Firstly, the Schwarz-Christoffel formula is given as follows:

Theorem. The functions $$z=F(w)$$ which map the unit disk $$|w|<1$$ conformally onto polygons with (interior) angles $$\alpha_k \pi$$ ($$k=1,...,n; 0<\alpha_k<2$$) are of the form $$F(w)=C \int _0 ^w (w-w_1)^{-\beta_1}...(w-w_n)^{-\beta_n} dw +C'$$, where $$\beta_k=1-\alpha_k$$, the $$w_k$$ are points on the unit circle, and $$C,C'$$ are constants.

$$(1)$$ Show that the $$\beta_k$$ may be allowed to be $$-1$$. What is the geometric interpretation?

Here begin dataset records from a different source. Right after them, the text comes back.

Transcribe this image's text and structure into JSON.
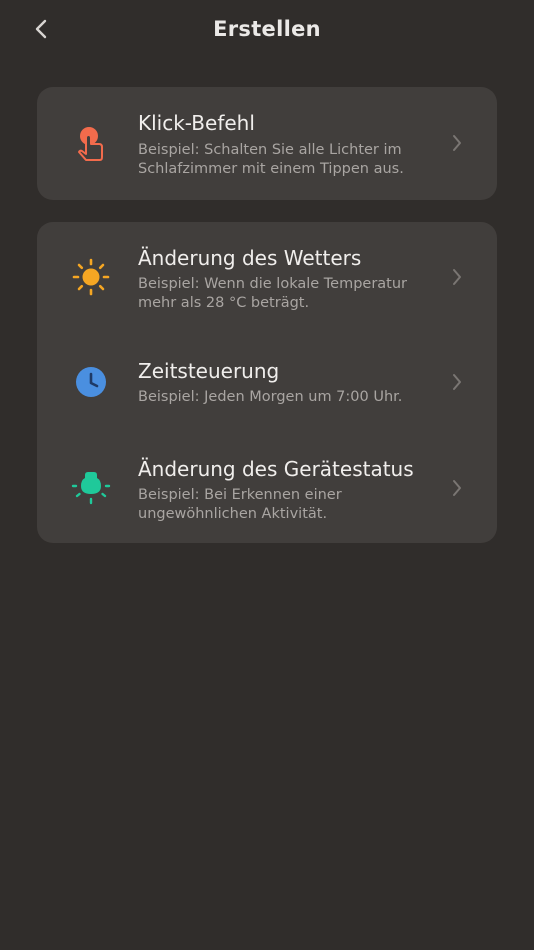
{
  "header": {
    "title": "Erstellen",
    "back_icon": "chevron-left-icon"
  },
  "groups": [
    {
      "items": [
        {
          "title": "Klick-Befehl",
          "description": "Beispiel: Schalten Sie alle Lichter im Schlafzimmer mit einem Tippen aus.",
          "icon": "tap-finger-icon",
          "icon_color": "#f26b4c"
        }
      ]
    },
    {
      "items": [
        {
          "title": "Änderung des Wetters",
          "description": "Beispiel: Wenn die lokale Temperatur mehr als 28 °C beträgt.",
          "icon": "sun-icon",
          "icon_color": "#f5a623"
        },
        {
          "title": "Zeitsteuerung",
          "description": "Beispiel: Jeden Morgen um 7:00 Uhr.",
          "icon": "clock-icon",
          "icon_color": "#4a8fe0"
        },
        {
          "title": "Änderung des Gerätestatus",
          "description": "Beispiel: Bei Erkennen einer ungewöhnlichen Aktivität.",
          "icon": "device-sensor-icon",
          "icon_color": "#1fc99a"
        }
      ]
    }
  ],
  "colors": {
    "background": "#302d2b",
    "card": "#413e3c",
    "title_text": "#f0eeec",
    "desc_text": "#a9a5a2",
    "chevron": "#7a7673"
  }
}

$$(2)$$ If the vertex of the polygon is allowed to be at $$\infty$$, what modification does the formula undergo? If in this context $$\beta_k=1$$, what is the polygon like?

In $$(1)$$, if the $$\beta_k=-1$$, then what do I have to justify? Also, if $$\beta_k=1$$ then $$\alpha_k=2$$ so the polygon would have a slit; is this the desired geometric interpretation?

Next, in $$(2)$$, I don't have any idea of modification. If $$\beta_k=1$$ in this case, then I see that the polygon would be a half-plane. Am I right?

I am having a hard time with these. Any help will be appreciated. Thanks!

You're correct about the first question. The formula still works for $$\alpha_k = 2 \pi$$ and gives two fully or partially overlapping segments as part of the boundary.
If $$\alpha_k \leq 0$$, then $$w_k$$ is mapped to $$\infty$$ since $$(w - w_k)^{\alpha_k/\pi - 1}$$ is a non-integrable singularity. If the angle between two lines at $$\infty$$ is defined as minus the angle at their finite intersection point, the formula also works for polygons with a vertex (or several vertices) at $$\infty$$.
Since we have to distinguish between inner and outer angles, the angle at $$\infty$$ for parallel rays (a $$\Pi$$-shaped boundary) is either $$0$$ or $$-2 \pi$$. The angle at $$\infty$$ for antiparallel rays (a $$Z$$-shaped boundary) is $$-\pi$$.
All this is exactly the same for the mapping from the upper half-plane to a polygon, but in that case we can eliminate one of the factors by choosing $$w_k = \infty$$.